Opinion

Will Biden's selflessness be appreciated? Harris is in a problematic situation

US President Joe Biden's decision to leave the presidential race received a great response in the world press. Radar Armenia presents the remarkable part of CNN analyst Stefan Collinson's article "Biden made the most difficult decision any politician could make" about Biden's presidency and upcoming events.

Biden, long searching for a fighting spirit, reached a decision that, in some ways, represents a humiliating end for a politician who has sought the highest office for years and has often been forced to miss the steps of power.

It is not easy for the US president, the most powerful man in the world, to separate his ambitions from the nation's fate. The deepening rift between Democrats and Biden in recent weeks has been a harsh lesson in the brutality of politics, given that the president ousted Trump after perhaps the most tumultuous presidency in recent memory. It must be a particularly bitter pill for Biden that he will no longer be able to lead the campaign against Trump, who has repeatedly argued over the past three years that Biden is too frail and mentally impaired to serve effectively as president.

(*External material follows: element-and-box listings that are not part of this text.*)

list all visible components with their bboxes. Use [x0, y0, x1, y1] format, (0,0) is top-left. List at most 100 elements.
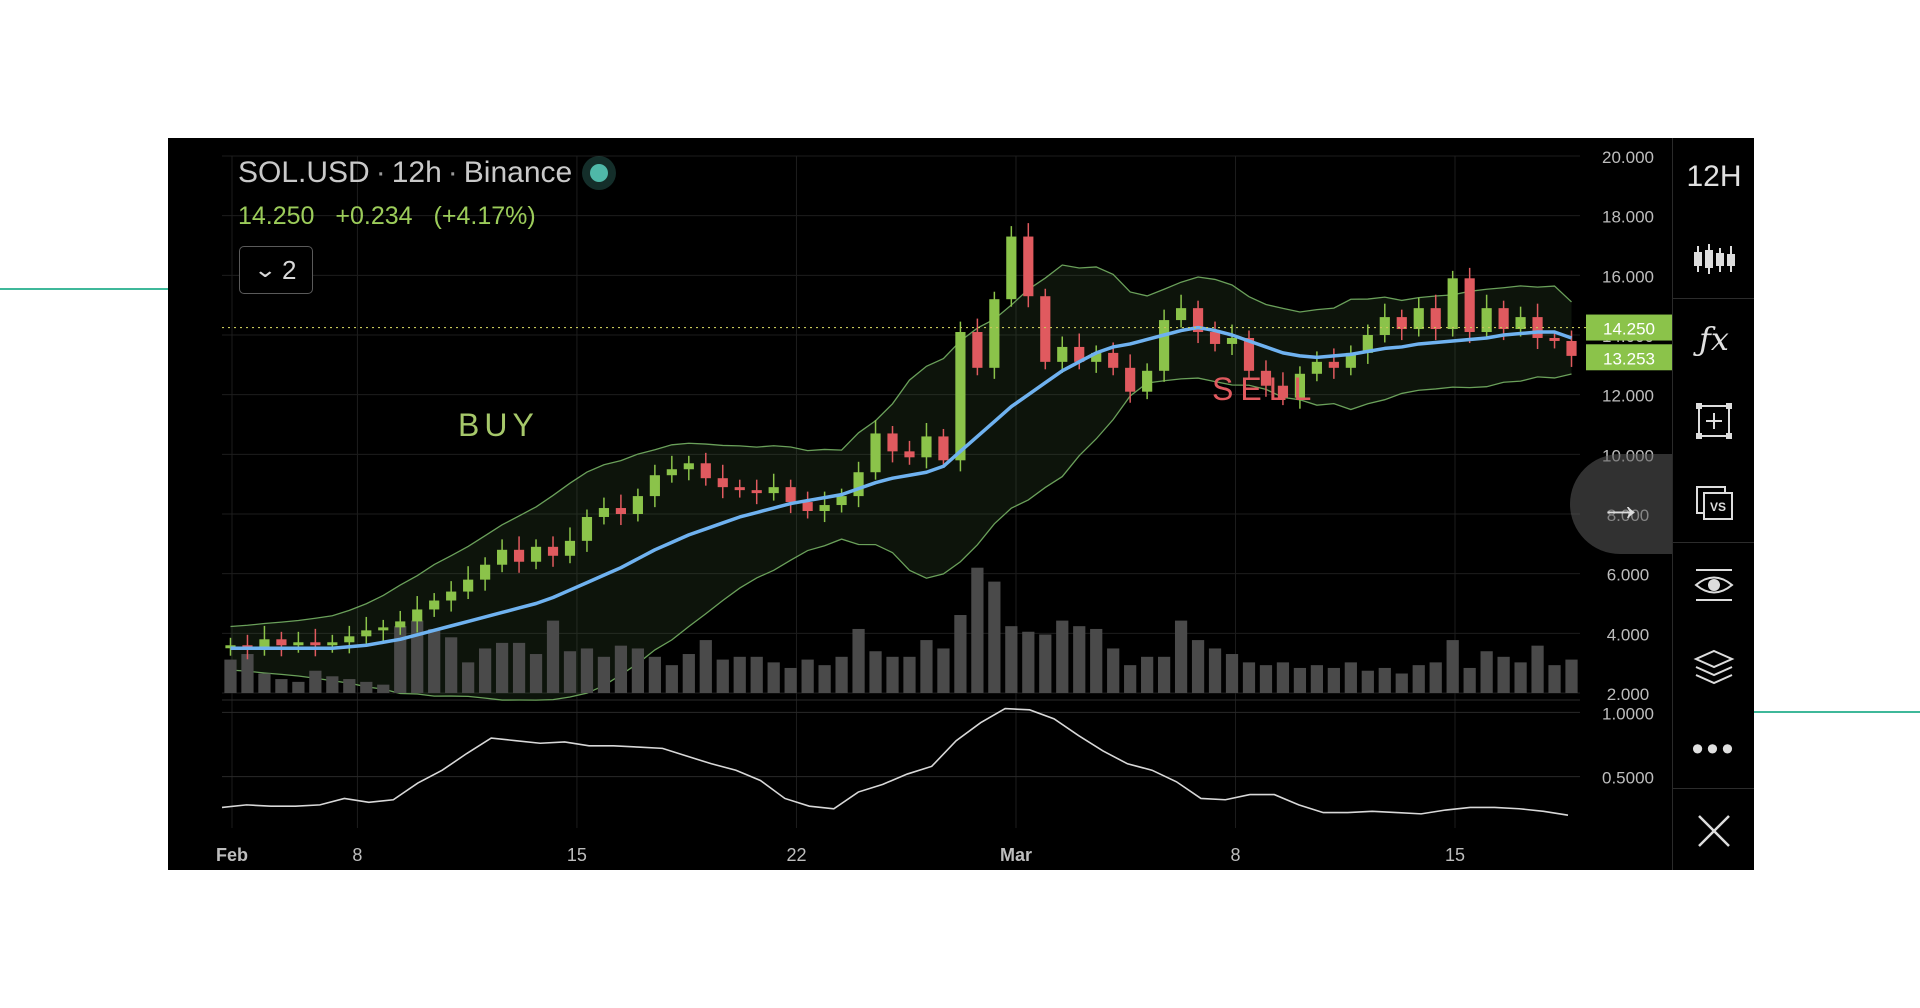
oscillator-line: [221, 707, 1569, 816]
candle-body: [989, 299, 1000, 368]
volume-bar: [903, 656, 916, 693]
interval-label[interactable]: 12h: [391, 156, 442, 189]
candle-body: [1074, 346, 1085, 362]
bollinger-lower-line: [230, 373, 1572, 701]
separator-dot: ·: [447, 156, 458, 189]
volume-bar: [1463, 667, 1476, 693]
x-axis-label: 15: [1445, 845, 1465, 865]
candle-body: [513, 549, 525, 562]
candle-body: [632, 496, 643, 514]
candle-body: [1023, 236, 1034, 297]
interval-button-label: 12H: [1686, 160, 1742, 193]
candle-body: [1192, 308, 1204, 333]
volume-bar: [614, 645, 628, 693]
volume-bar: [1548, 665, 1561, 693]
compare-button[interactable]: VS: [1673, 468, 1754, 538]
volume-bar: [1158, 656, 1171, 693]
volume-bar: [1208, 648, 1222, 693]
market-status-icon: [590, 164, 609, 182]
osc-axis-label: 1.0000: [1602, 704, 1654, 723]
volume-bar: [767, 662, 780, 693]
x-axis-label: Mar: [1000, 845, 1032, 865]
indicator-count: 2: [281, 254, 297, 285]
y-axis-label: 6.000: [1607, 566, 1650, 585]
volume-bar: [479, 648, 492, 693]
volume-bar: [512, 642, 526, 693]
buy-annotation: BUY: [458, 407, 539, 443]
volume-bar: [1412, 665, 1425, 693]
layers-icon: [1693, 649, 1735, 685]
symbol-label[interactable]: SOL.USD: [238, 156, 370, 189]
price-tag: [1586, 344, 1672, 371]
candle-body: [1142, 370, 1153, 392]
volume-bar: [1565, 659, 1578, 693]
volume-bar: [546, 620, 560, 693]
candle-body: [395, 621, 406, 628]
volume-bar: [343, 679, 356, 693]
candle-body: [683, 463, 694, 470]
candle-body: [1549, 337, 1560, 341]
chart-type-button[interactable]: [1673, 224, 1754, 294]
y-axis-label: 12.000: [1602, 387, 1654, 406]
y-axis-label: 16.000: [1602, 267, 1654, 286]
indicator-collapse-button[interactable]: ⌄ 2: [239, 246, 313, 294]
volume-bar: [1124, 665, 1137, 693]
candle-body: [310, 642, 321, 646]
volume-bar: [1039, 634, 1052, 693]
volume-bar: [1225, 654, 1239, 693]
volume-bar: [377, 684, 390, 693]
volume-bar: [1107, 648, 1120, 693]
candle-body: [1294, 373, 1306, 398]
svg-text:VS: VS: [1710, 500, 1726, 514]
scroll-to-latest-button[interactable]: →: [1570, 454, 1672, 554]
volume-bar: [852, 628, 865, 693]
moving-average-line: [230, 325, 1573, 650]
drawing-tool-button[interactable]: [1673, 386, 1754, 456]
volume-bar: [1429, 662, 1442, 693]
candle-body: [463, 579, 474, 592]
volume-bar: [716, 659, 729, 693]
candle-body: [547, 546, 559, 556]
candle-body: [717, 478, 728, 488]
visibility-button[interactable]: [1673, 550, 1754, 620]
candle-body: [378, 627, 389, 631]
indicators-button[interactable]: ƒx: [1673, 304, 1754, 374]
more-button[interactable]: •••: [1673, 714, 1754, 784]
volume-bar: [360, 681, 373, 693]
volume-bar: [1090, 628, 1103, 693]
candle-body: [412, 609, 423, 622]
interval-button[interactable]: 12H: [1673, 142, 1754, 212]
candle-body: [480, 564, 491, 580]
volume-bar: [784, 667, 797, 693]
x-axis-label: 22: [786, 845, 806, 865]
volume-bar: [1395, 673, 1408, 693]
volume-bar: [1531, 645, 1544, 693]
volume-bar: [1293, 667, 1307, 693]
candle-body: [1413, 308, 1424, 330]
volume-bar: [920, 640, 933, 693]
volume-bar: [428, 628, 441, 693]
chart-window[interactable]: BUYSELL20.00018.00016.00014.00012.00010.…: [168, 138, 1754, 870]
candle-body: [615, 508, 627, 514]
volume-bar: [563, 651, 577, 693]
volume-bar: [275, 679, 288, 693]
osc-axis-label: 0.5000: [1602, 769, 1654, 788]
volume-bar: [462, 662, 475, 693]
volume-bar: [394, 626, 407, 693]
volume-bar: [1056, 620, 1069, 693]
more-icon: •••: [1691, 729, 1737, 768]
candle-body: [751, 490, 762, 494]
candle-body: [446, 591, 457, 601]
candle-body: [938, 436, 949, 461]
candle-body: [1362, 335, 1373, 353]
close-button[interactable]: [1673, 796, 1754, 866]
candle-body: [1209, 332, 1221, 344]
volume-bar: [1497, 656, 1510, 693]
candle-body: [1464, 278, 1475, 333]
price-chart[interactable]: BUYSELL20.00018.00016.00014.00012.00010.…: [168, 138, 1672, 870]
volume-bar: [750, 656, 763, 693]
x-axis-label: 15: [567, 845, 587, 865]
candle-body: [1498, 308, 1509, 330]
layers-button[interactable]: [1673, 632, 1754, 702]
volume-bar: [971, 567, 984, 693]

The compulsion to withdraw the candidacy during the re-election process will also be painful for the president because he had to give up the fight for the White House twice before in 1987, after it was revealed that Biden had plagiarized a British politician, and in 2008 when he could not provide equal competition with Barack Obama and Hillary Clinton. Sunday's decision was the latest harrowing twist in a string of tragedies in Biden's life since he lost his first wife and infant daughter in a car crash in 2015 while running for senator from Delaware. He had to bury another child, his beloved son Bo, and in recent years, was personally involved in helping another son, Hunter, overcome the horrors of drug addiction and the personal crisis that followed a criminal trial and court-ordered conviction.

But it's increasingly likely that Biden's legacy will be defined not by ousting the most unprepared president in modern American history but by paving the way for Trump's more extreme second term. If this gambit by Biden works and another Democratic candidate can beat Trump, he could go down in history as one of the most successful one-term presidents. He has created an opportunity for victory by sacrificing himself when he puts aside his ambitions for the good of the party and the country. But exiting the race so late will raise questions about whether Biden has given his party and his Democratic heir apparent the impossible task of mounting a battle within days against the Republican Party that won a unity victory in Milwaukee last week.

At the age of 81, seeking a second presidential term has proven to be an impossible mission. Despite his best efforts, Biden may have saved his party a significant headache if he came to the same conclusion before the midterm elections.

If history is any guide, Biden's approval ratings will rise in the coming days. When Lyndon Johnson announced in 1968 that he would not run for a second term, the masses greeted and loved him at public events nationwide. Johnson made his move in March during the intra-party campaign. His departure, however, set off a chaotic chain of events that worsened with the assassination of Democratic primary candidate Robert F. Kennedy and culminated in a violent convention in Chicago. By the way, Chicago will host this year's convention. However, the then-joint Democratic nominee, Vice President Hubert Humphrey, lost to Republican Richard Nixon. Years earlier, in March 1952, Harry Truman, another Democratic president, had decided not to seek a second term, and Stephenson, a Democrat, lost to Republican Dwight Eisenhower. But if Biden receives a burst of support from Americans for his selflessness and nostalgia for his presidency, it won't necessarily carry over to his successor.

No modern president has ever dropped out of the presidential race this late. And Harris, or another candidate who picks up the baton, now faces one of the most daunting missions in US electoral history against an opponent like Trump, who has already proven he will stop at nothing to win.